According to Aaron Olson, Aon’s chief talent officer, to launch its apprenticeship program, the company is partnering with City Colleges of Chicago’s Harold Washington College to offer students the opportunity to earn their associates degree while getting on-the-job experience. Students in the apprenticeship program will spend 20 hours in the classroom and 20 working each week over a two-year period. They will be paid for their work, and their education will be subsidized. Aon will launch its U.S. apprenticeship program in January 2017.

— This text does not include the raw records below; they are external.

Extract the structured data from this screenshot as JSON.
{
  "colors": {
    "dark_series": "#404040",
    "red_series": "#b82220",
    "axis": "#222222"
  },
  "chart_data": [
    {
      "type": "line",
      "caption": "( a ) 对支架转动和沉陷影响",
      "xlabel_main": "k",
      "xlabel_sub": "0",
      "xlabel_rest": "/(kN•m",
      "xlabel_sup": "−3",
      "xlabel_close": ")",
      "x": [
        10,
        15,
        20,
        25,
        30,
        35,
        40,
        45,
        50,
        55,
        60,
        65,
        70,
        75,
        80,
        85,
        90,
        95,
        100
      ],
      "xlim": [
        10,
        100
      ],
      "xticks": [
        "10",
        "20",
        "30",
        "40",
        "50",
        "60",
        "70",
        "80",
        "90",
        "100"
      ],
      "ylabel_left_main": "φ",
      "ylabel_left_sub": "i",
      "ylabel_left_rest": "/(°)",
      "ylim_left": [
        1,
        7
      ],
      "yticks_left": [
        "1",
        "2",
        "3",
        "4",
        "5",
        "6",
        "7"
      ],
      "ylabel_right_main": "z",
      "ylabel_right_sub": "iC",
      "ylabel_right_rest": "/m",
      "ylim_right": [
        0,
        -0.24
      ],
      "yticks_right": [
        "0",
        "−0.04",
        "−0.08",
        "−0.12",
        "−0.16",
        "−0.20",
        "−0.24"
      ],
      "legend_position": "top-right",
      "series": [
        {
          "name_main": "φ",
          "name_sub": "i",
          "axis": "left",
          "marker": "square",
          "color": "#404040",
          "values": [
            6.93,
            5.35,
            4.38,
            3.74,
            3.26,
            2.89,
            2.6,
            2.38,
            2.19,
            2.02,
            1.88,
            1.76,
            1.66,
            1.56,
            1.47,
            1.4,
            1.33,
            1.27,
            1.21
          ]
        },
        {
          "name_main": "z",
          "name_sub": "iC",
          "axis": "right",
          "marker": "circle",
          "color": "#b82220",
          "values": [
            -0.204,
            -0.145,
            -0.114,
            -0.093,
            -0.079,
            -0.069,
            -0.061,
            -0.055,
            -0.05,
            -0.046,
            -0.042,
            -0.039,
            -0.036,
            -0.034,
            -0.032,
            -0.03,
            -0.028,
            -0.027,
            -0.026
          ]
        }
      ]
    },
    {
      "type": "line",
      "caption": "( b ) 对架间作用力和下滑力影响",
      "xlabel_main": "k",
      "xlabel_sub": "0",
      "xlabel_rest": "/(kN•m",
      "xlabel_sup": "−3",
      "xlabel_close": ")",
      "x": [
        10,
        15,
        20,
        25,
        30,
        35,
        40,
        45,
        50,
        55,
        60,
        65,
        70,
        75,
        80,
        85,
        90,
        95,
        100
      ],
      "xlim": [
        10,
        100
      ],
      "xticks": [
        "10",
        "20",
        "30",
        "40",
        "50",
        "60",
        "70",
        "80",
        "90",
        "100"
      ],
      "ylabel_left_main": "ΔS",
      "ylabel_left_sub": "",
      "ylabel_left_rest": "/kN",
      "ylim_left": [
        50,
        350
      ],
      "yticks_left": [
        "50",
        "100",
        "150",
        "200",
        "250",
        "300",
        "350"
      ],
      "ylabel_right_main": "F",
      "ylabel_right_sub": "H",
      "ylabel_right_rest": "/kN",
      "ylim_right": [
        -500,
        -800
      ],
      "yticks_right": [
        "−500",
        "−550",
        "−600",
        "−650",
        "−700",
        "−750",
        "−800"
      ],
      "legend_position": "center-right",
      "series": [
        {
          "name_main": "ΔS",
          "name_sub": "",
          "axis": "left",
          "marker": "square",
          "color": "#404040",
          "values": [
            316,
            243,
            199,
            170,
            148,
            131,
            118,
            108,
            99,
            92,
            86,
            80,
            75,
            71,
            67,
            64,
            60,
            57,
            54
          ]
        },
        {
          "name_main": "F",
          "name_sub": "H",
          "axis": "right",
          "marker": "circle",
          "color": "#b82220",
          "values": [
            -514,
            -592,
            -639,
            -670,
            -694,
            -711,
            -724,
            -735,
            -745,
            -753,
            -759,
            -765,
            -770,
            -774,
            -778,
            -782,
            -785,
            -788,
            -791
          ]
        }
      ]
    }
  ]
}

A member of Business Champions for Credential Completion, a group of top companies across the United States working together to encourage credential completion, Aon leaders believe that apprenticeship programs also can help close the projected worker shortage gap. In a study by the Georgetown University Center on Education and the Workforce, the nation is currently on track, by 2020, to have a shortage of 5 million workers with postsecondary credentials. Apprenticeship programs can deliver a steady stream of skilled talent who understand both the culture and needs of an organization.
Aon is so committed to the apprenticeship model it has been calling for other major employers to create apprenticeship programs as well. Senior executives from the company, Zurich North America and Deputy U.S. Secretary of Labor Chris Lu recently met with senior executives from a variety of Chicago-based insurance and financial services companies to discuss the benefits of developing an industry-wide apprenticeship program. At the meeting, Chicago-area leaders from 15 major firms including JPMorgan Chase, Blue Cross Blue Shield and Mesirow Financial, among others, discussed working together to establish an apprenticeship model for the financial services and insurance industries, starting in Chicago.

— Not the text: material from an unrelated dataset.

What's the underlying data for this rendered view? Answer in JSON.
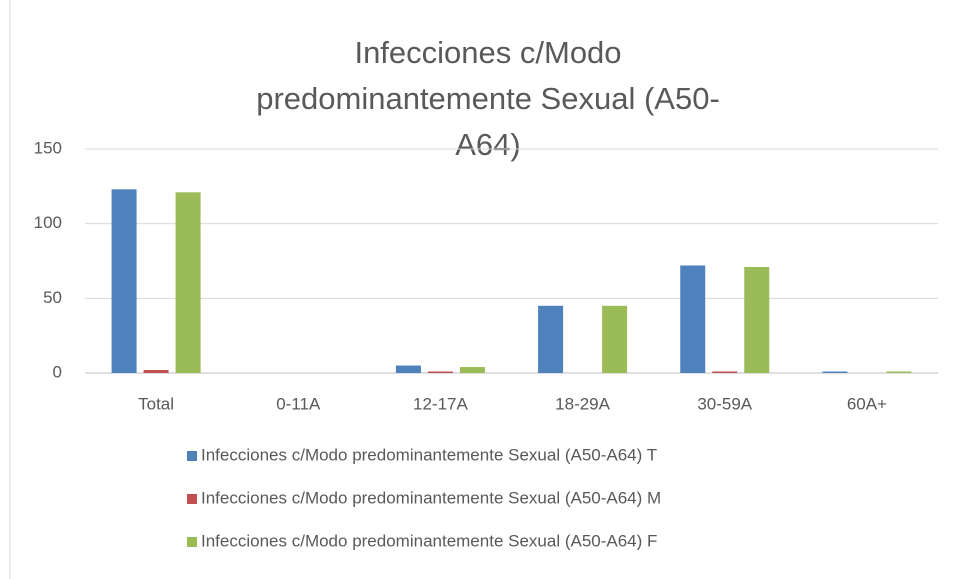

The jobs created by apprenticeship programs like the one at Aon lead to long-term. Olson said some of the Chicago-meeting attendees said they started out in their careers as apprentices. “It is true that the apprenticeship model creates jobs. But over time what you’re really looking at is a system that holds the promise of delivering long term, well-paying and highly satisfying careers.”
There’s good news for smaller organizations interested in pursuing an apprenticeship program but perhaps lacking the financial resources needed to create it. According to the Department of Labor, Federal workforce and education funds can help many businesses undertake new investments in apprenticeships, encourage more employers to provide high skilled training opportunities for apprentices, and assist educators and intermediaries in strengthening the tie between training and employment through apprenticeship.
A new day is dawning for this time-tested, apprenticeship training programs. They can help to cultivate a pool of talent equipped with the organization or industry-specific skills and training, who are already well versed in an organization’s culture. At the same time, learning leaders can create a powerful opportunity for a student who will receive a post-secondary education and full-time work experience that could lead to a satisfying life-long career.